Lo stesso discorso vale per il secondo regolamento, allegato alla delibera 607, che riguarda i fornitori di servizi audiovisivi a richiesta, come sono molte TV o radio sul Web. Basta leggere le lunghe premesse ai due provvedimenti per vedere come tra i soggetti consultati dall'AGCOM fossero molte le perplessità e le richieste di modifiche nella fase preparatoria dei regolamenti. Ma è un riassunto per difetto: manca infatti la premessa fondamentale della sostanziale "perversione" delle norme di rango legislativo. Il regime delle autorizzazioni è giustificato nei casi in cui ci siano limiti nelle risorse disponibili (come le frequenze radio) o si pongano seri problemi di mercato.

Ma quando si parla dell'internet questi limiti non esistono. Essi sono posti solo da regimi autoritari (e non a caso sono stati fatti accostamenti con la situazione in Cina). I confini, negli stati democratici, possono essere solo quelli posti dalla legge penale, oltre che dall'ordinamento civilistico che tutela i legittimi interessi dei singoli.

L'espressione chiave, nei due provvedimenti, è questa: "in concorrenza con la radiodiffusione televisiva". Ed è la sola ragione di queste norme.
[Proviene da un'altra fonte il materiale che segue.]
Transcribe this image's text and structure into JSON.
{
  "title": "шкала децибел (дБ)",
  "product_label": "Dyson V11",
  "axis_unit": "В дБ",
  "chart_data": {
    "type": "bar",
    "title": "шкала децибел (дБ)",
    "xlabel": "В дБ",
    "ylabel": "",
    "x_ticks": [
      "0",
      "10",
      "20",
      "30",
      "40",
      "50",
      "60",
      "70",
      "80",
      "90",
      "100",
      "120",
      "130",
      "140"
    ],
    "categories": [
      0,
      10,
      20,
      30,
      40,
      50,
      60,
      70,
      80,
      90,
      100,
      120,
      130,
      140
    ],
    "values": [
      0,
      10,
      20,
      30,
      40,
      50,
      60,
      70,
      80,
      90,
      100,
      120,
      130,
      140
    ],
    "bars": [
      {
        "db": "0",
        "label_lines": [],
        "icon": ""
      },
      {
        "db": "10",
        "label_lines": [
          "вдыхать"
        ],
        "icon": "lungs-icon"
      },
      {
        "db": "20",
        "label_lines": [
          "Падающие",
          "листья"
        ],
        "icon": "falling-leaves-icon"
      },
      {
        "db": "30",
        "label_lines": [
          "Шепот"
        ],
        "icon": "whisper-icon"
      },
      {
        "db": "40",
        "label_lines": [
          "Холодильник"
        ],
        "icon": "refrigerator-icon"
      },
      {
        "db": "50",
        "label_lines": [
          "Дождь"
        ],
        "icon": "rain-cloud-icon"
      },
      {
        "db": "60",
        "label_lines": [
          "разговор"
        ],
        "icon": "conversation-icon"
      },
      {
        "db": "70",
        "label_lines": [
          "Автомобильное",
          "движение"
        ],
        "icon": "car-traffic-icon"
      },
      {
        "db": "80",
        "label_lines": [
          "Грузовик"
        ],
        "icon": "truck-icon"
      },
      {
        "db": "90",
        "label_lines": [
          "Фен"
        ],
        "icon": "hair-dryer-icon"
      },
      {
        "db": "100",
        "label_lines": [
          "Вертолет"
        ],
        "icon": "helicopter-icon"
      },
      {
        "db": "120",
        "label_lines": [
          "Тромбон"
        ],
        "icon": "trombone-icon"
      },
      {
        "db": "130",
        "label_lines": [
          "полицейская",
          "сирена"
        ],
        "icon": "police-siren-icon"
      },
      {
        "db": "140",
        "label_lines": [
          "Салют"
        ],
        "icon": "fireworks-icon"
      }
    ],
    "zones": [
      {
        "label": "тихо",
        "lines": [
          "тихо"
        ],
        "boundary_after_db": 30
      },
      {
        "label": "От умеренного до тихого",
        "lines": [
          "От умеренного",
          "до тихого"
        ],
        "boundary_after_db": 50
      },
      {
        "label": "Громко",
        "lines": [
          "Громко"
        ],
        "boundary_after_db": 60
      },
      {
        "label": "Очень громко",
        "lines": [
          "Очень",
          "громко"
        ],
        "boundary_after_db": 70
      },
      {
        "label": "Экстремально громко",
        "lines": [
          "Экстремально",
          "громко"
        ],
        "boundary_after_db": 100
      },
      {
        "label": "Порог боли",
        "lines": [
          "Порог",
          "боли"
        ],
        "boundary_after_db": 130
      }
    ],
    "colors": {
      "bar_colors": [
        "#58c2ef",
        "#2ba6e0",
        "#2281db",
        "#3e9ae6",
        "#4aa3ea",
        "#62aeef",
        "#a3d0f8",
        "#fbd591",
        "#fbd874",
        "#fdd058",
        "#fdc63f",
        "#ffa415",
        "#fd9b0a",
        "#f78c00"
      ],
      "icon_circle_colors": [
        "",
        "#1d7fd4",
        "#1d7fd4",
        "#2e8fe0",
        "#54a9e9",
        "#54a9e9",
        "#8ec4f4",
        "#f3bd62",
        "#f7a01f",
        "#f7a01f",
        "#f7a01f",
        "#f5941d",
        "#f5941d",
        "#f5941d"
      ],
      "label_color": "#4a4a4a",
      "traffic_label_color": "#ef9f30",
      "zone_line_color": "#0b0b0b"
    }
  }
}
In Italia non si può fare concorrenza alla televisione, quasi tutta di proprietà o comunque controllata da una sola persona, il Presidente del consiglio dei ministri.

Gli interessi di uno solo, signore  e padrone delle televisioni, determinano l'assetto dell'intero sistema. Quando ho scritto, a conclusione de L'anomalia, che "L'Italia è una repubblica fondata sulla televisione" intendevo anche questo: gli "interessi della televisione" sono così forti che devono essere protetti da qualsiasi concorrenza. Oggi l'internet incomincia a insidiare il predominio mediatico della TV e la risposta è pronta, con l'arma della burocrazia e dei balzelli.

Ecco perché c'è poco da stare allegri nel constatare che i regolamenti dell'AGCOM sono meno pesanti di quanto si fosse temuto. Da qualsiasi punto di vista si osservi la situazione, non c'è dubbio che ora l'internet in Italia è meno libera. Con tutte le conseguenze del caso, a cominciare dalla prevedibile migrazione di siti italiani verso più ospitali strutture all'estero. Per quelli che se lo possono permettere. Per altri la prospettiva è il silenzio.